Gelelim Türkiye’nin kayıp kuşağına…

 

Kazara, bilerek ya da bilmeyerek, darbenin üzerine doğmuş, devlet tarafından uyutulup, büyütülmüş çocuklar… Devletin çocukları…Kayıp, kişiliksiz, duyarsız 80’lerin ve 90’ların çocukları… Buna bağlı olarak umarsız, duyarsız, apolitik, mutsuz, yalnız, asosyal ve kendini özgür sanan ama bağımlı çocuklar…

 

Onların şanssızlığı mı demek lazım bilmiyorum, kocaman bir misyon yüklenip, geldiler bu dünyaya… Onlar, anne ve babalarının umut taşıyıcıları oldular. Anne ve babalarının savaşını, mücadelesini kaldıkları yerden her neyse ve her ne şekildeyse devam ettirecek olan çocukları oldular.
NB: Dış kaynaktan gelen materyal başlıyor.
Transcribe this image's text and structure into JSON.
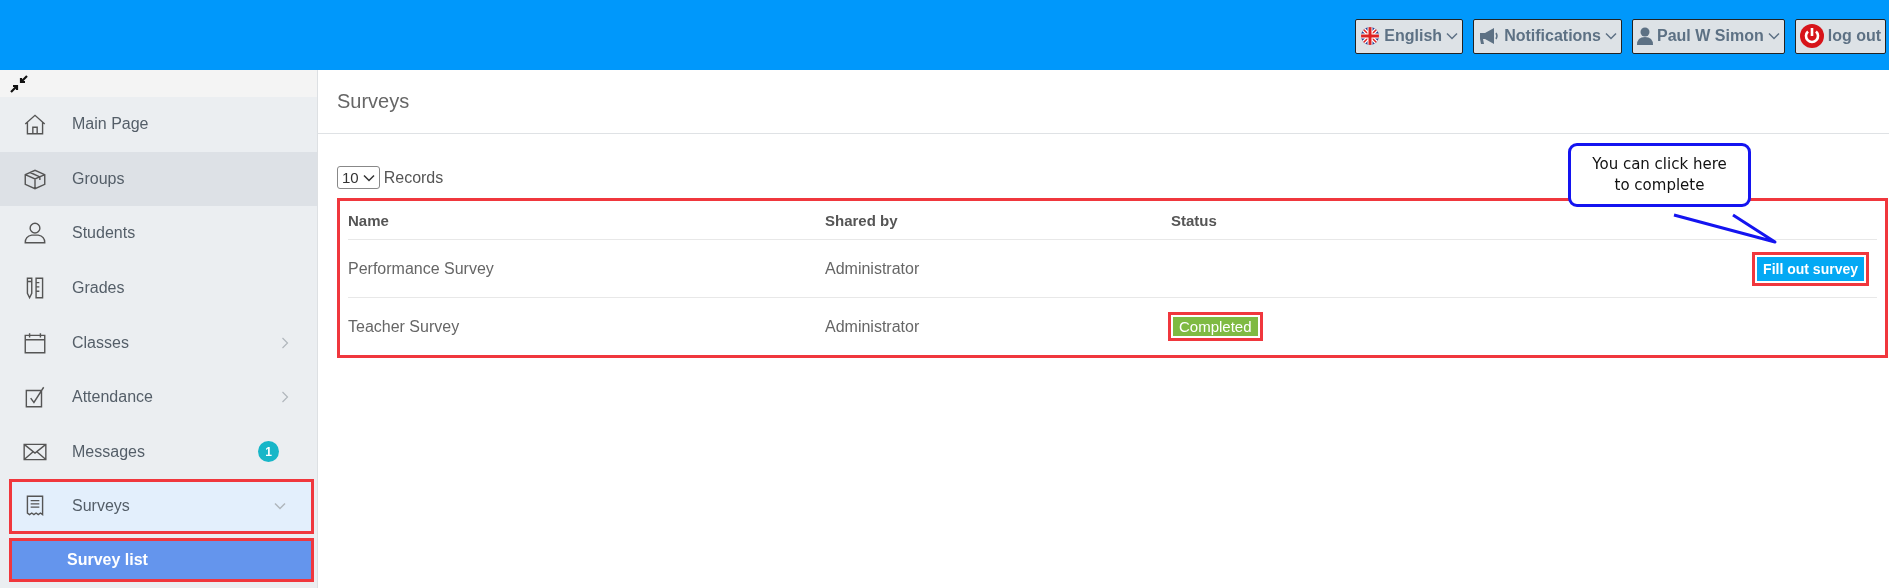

Öyle doğdular, daha doğdukları andan itibaren misyonları, kendilerine verilen isimleriyle, kimliklerinin üzerine mürekkepli kalemlerle yazıldı… Devrim oldular, Ülkü oldular, Ertürk, Barış oldular, Deniz, Alparslan, Evrim Özgür, Emek oldular…

 

O halde ne oldu peki? Bu gençlik böyle nasıl uyutuldu? Belki de gelmiş geçmiş en bilinçli, en duyarlı, en mücadeleci çocuklar olması beklenirken, bu çocuklar nasıl böyle mahmurlaştı, uyku haline geçti… Nasıl böyle uyutuldu…

 

Devlet okullarında bilinçli bir şekilde yapılan ve bu sayede pasifleştirilen, konuşmayan, başkasını bırak, kendi haklarını bile savunmaktan yoksun gençler yetiştirildi… Bile bile bu devlet, kendi çocuklarını uyuttu… Apolitize etti. Okumayan, düşünmeyen, araştırmayan sadece ezberleyen, merak etmeyen çocuklar yetiştirdi bu ülkeye… Uyanmasından korktu, uyanıp da “artık yeter” demesinden korktu… O yüzden ninnilerle, şarkılarla uyutup, büyüttü yavrularını…

 

12 Eylül öncesinde ağzı yanan yetişkinlerin yoğurdu üfleyerek yeme kaygısı da bulaştı bu çocuklara… Anneler ve babalar, düşünsel her türlü faaliyetlere kapattılar, hem kendilerini hem de çocuklarını… Çocuklarına öğüt verirken yoğurdu üfleyerek ye diye başladılar sözlerine ve sana dokunmayan yılan bin yaşasın diye de bitirdiler… Ondan duyarsızlaştılar, bireyselleştiler bu kadar bu çocuklar, toplumdan ve toplumun sorunlarından bu sebeple bu kadar uzaklaştılar…

 

Tek kanaldan çoklu kanallara, siyah beyazdan- renkli televizyonlara geçiş ve uyku ilacı vazifesi gören programlar ki bunlar hala devam etmekte… Demek o kadar başarılı olmuşlar bizi uyutmada… Hala uyuyoruz o televizyonun karşısında… Çocuklarımızın isimleri de değişti zaten, Artık Hülya, Tanju oldular onlar kimlik üzerinde… Ne devrim umudu kaldı, ne özgürlük bekleyişi, ne de barış isteği… Hülya da yakıştı aslında bu dönemin hayal dünyasında yaşayan, uyku halindeki çocuklarına…

 

Bilgisayarların yaptıklarından da siz bahsedin isterseniz, ben artık sözlerimi burada bitirmek istiyorum, bitirmeden önce eklemek isterim ki; tepkim bu çocuklara değil… Tepkim bu çocukları bu hale getirenlere…

 

UYANIN ARTIK TÜRK GENÇLİĞİ…

KALKIN, ELİNİZİ YÜZÜNÜZÜ YIKAYIN, GERİNİN VE KENDİNİZE GELİN…

 

“Siyasetle ilgilenmeyen aydınları bekleyen kaçınılmaz sonuç, cahiller tarafından yönetilmeye razı olmaktır."

(Eflatun)

 

Teşekkürler sevgili gloria...

Bu tür bilgilere o kadar ihtiyacımız varki...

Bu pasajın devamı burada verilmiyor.